Here are a few excerpts:

“Americans see themselves as eating pork chops, hamburgers, sirloins, and so on, rather than 43 pigs, 11 cows, 4 “veal” calves, 2,555 chickens and turkeys, 3 lambs, and 4,500 fish, which conservatively, is what the average American eats in a lifetime. After being butchered, fragmented body parts are often renamed to obscure the fact that these were once animals. After death, cows become roast beef, steak, and hamburger, and pigs become pork chops, sausage and bacon. Since objects are possessions, they cannot have possessions, thus we say “leg of lamb” not a “lamb’s leg”, and “chicken wings” not a “chicken’s wings.” We opt for less disquieting referent points not only by changing names from animals to meat, but also by cooking, seasoning, and covering the animals with sauces, disguising their original nature.”

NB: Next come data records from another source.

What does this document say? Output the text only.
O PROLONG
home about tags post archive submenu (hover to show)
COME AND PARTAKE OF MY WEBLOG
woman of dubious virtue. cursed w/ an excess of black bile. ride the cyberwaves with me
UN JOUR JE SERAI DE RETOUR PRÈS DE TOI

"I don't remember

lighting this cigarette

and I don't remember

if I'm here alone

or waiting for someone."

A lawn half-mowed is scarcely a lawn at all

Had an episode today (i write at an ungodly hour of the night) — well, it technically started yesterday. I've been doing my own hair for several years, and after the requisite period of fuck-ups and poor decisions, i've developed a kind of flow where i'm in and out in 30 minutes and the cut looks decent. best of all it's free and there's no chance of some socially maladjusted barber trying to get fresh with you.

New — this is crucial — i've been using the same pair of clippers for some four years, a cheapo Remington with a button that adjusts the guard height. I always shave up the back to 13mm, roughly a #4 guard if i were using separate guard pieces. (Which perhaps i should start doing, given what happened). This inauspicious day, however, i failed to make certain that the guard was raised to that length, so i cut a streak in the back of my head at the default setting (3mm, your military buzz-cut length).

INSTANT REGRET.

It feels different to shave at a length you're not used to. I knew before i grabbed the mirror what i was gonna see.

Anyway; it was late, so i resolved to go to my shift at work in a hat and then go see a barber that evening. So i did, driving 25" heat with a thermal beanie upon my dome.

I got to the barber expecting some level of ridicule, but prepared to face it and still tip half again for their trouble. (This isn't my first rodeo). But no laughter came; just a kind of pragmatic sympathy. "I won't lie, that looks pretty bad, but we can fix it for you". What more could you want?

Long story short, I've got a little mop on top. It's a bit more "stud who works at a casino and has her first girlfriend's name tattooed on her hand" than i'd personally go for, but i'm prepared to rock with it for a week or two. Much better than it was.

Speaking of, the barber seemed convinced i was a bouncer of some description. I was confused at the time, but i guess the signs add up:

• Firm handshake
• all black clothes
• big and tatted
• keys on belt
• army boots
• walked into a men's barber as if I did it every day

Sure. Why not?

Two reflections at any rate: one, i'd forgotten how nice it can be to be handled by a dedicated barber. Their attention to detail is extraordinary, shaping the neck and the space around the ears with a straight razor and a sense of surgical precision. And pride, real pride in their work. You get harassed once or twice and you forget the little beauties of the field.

“By speaking of meat, rather than slaughtered, butchered, bleeding pigs, lamb, cows, and calves, we participate in language that masks reality. To think comfortably about meat, we are told in effect to forget that the pig, cow, or chicken is an animal. Instead, refer to her as an it, and call it, and view it, as a machine in a factory. She becomes a food producing unit, a protein harvester, an object, a product, a computerized unit in a factory environment, a bio-machine, an egg producing machine, a crop.”
 
“How Language Masks Violence:
Him: I can’t go to Italian restaurants with you anymore because I can’t order my favorite meal: veal parmesan.
Her: Would you order it if it were called pieces of butchered, anemic baby calves?”
 
“Recently, the British Meats Trade Journal – concerned about the association between meat and slaughtering – proposed replacing the words “butcher” and “slaughterhouse” with “meat plant” and “meat factory.” To this, Emarel Fresher, an eartly 20th Century vegetarian would have retorted, “If the words which tell the truth about meat as food are unfit for our ears, the meat itself is not fit for our mouths.”
 
“A recent example of erasure of animals can be found in the United States Department of Agriculture’s description of cows, pigs and chickens as “grain consuming animal units.” As Colman McCarthy observes, this makes meat eaters “animal consuming human units.””
 
According to Ms. Adams’s website, “Behind every meal of meat is an absence: the death of the animal whose place the meat takes. This is the “absent referent.” The absent referent functions to cloak the violence inherent to meat eating, to protect the conscience of the meat eater and render the idea of individual animals as immaterial to anyone’s selfish desires…The Sexual Politics of Meat offers examples of historical, contemporary, and fictional resistance to meat eating and argues that food decisions are coded ways of resistance. For many progressive, feminist, radical activists, vegetarianism was one aspect of their activism.”